Despite the poison ivy, I saw a Giant Swallowtail butterfly, which are rare…
There were a few other trails which I did not have time to explore. Otherwise, the park also features a small museum and gift shop. The museum features information about glaciers. It also has a display of various clams found in the St. Croix River. Traveling HWY 35, one passes by Clam Dam and Clam Falls, which alludes to the mussels found in the river. Personally, I haven’t paid much attention to mussels, so the display was neat because it showcased the variety of local clams. The mussels have unique names, such as Fawnsfoot, Higgin’s Eye, Monkey Face, Snuffbox, and Winged Maple leaf. Some of these mussels are endangered and I know that I certainly have never paid attention to the differences between species of clams. The St. Croix River has over 40 species of mussels, making it one of the most significant mussel habitats in the country.
I did not explore the local tourist attractions outside of Wisconsin’s Interstate Park. St. Croix Falls, the community near the park, is larger than Taylor Falls and also more spread out. While I did not stop here, I did stop in Balsam Lake (which was slightly out of the way but roughly 15 miles away from the park). The small community features a museum, a city park with camping, a few eateries, and some historic buildings. I ate lunch at KJ’s New North. The deli/coffee shop does not have any vegetarian items on the menu, but they made me a veggie sandwich with all of their veggies (peppers, pickles, lettuce, tomato, avocado+cheese). The food was tasty and the service was good. Since the town has its own municipal self-serve camping in the park, this might be a camping option when the state parks are full. Pine Park features disc golf and the basic camping sites have a shared restroom and shower. I visited the park briefly and found that it was great habitat for woodpeckers. I saw four species of woodpeckers in my first fifteen minutes in the park, including a red headed woodpecker. This was my only birding on the trip.
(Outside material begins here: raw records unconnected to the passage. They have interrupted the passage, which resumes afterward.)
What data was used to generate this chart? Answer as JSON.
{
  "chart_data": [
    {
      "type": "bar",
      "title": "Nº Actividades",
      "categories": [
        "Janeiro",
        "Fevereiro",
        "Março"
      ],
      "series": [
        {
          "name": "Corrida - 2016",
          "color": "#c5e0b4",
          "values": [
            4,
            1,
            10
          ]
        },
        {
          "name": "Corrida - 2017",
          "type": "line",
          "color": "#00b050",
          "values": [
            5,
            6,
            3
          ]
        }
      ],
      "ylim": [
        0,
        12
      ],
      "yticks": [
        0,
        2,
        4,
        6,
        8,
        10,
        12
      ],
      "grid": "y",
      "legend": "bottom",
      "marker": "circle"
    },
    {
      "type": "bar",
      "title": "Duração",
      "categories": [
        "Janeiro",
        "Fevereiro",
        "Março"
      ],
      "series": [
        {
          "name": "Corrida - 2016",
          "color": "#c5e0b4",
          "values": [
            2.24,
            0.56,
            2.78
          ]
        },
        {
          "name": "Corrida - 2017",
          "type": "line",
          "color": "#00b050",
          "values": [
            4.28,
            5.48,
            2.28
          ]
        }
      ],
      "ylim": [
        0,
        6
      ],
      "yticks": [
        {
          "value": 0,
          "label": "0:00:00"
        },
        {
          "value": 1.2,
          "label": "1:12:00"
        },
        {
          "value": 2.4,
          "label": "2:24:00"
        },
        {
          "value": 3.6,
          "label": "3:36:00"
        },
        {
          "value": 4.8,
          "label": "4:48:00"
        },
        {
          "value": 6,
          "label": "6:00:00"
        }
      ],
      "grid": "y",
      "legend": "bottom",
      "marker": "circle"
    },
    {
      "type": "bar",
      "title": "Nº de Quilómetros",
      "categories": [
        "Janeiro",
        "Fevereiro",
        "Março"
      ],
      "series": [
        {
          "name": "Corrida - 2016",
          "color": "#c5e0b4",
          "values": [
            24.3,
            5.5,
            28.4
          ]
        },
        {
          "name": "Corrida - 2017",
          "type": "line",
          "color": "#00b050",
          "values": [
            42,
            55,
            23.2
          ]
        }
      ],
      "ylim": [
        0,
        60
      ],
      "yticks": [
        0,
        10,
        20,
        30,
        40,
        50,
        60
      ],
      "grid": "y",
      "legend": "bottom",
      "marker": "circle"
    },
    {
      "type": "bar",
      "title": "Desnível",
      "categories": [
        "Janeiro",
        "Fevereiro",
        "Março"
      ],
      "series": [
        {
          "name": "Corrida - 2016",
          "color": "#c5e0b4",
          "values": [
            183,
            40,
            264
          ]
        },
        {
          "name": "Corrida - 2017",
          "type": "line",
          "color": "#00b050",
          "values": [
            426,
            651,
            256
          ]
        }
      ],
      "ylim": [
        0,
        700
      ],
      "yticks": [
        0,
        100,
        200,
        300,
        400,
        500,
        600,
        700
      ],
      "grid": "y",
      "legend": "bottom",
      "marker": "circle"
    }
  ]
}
Pros: Various hiking trails, glacial potholes, swimming opportunities, camping, quieter than MN Interstate Park, close to St. Croix falls and other nearby communities, gift shop/mini museum, first Wisconsin State Park, and cheaper camping fees than MN.
Cons: Poison ivy and tourists (but less busy than MN Interstate Park…though it was a Monday)
Both parks compliment each other well. Minnesota’s Interstate Park is great for its potholes, boat tours, and proximity to tourist attractions. Wisconsin’s Interstate Park is great for hiking, swimming, and its interpretive center. Together, the parks give visitors an appreciation for geology, knowledge about glaciers, and great views off the bluffs divided by the St. Croix river. The proximity of the parks to the Minneapolis area and the dramatic natural beauty ensures that both are a popular destination. They aren’t the most tranquil state parks, but if you don’t mind the sound of cicadas, traffic, and people they are a great place to visit.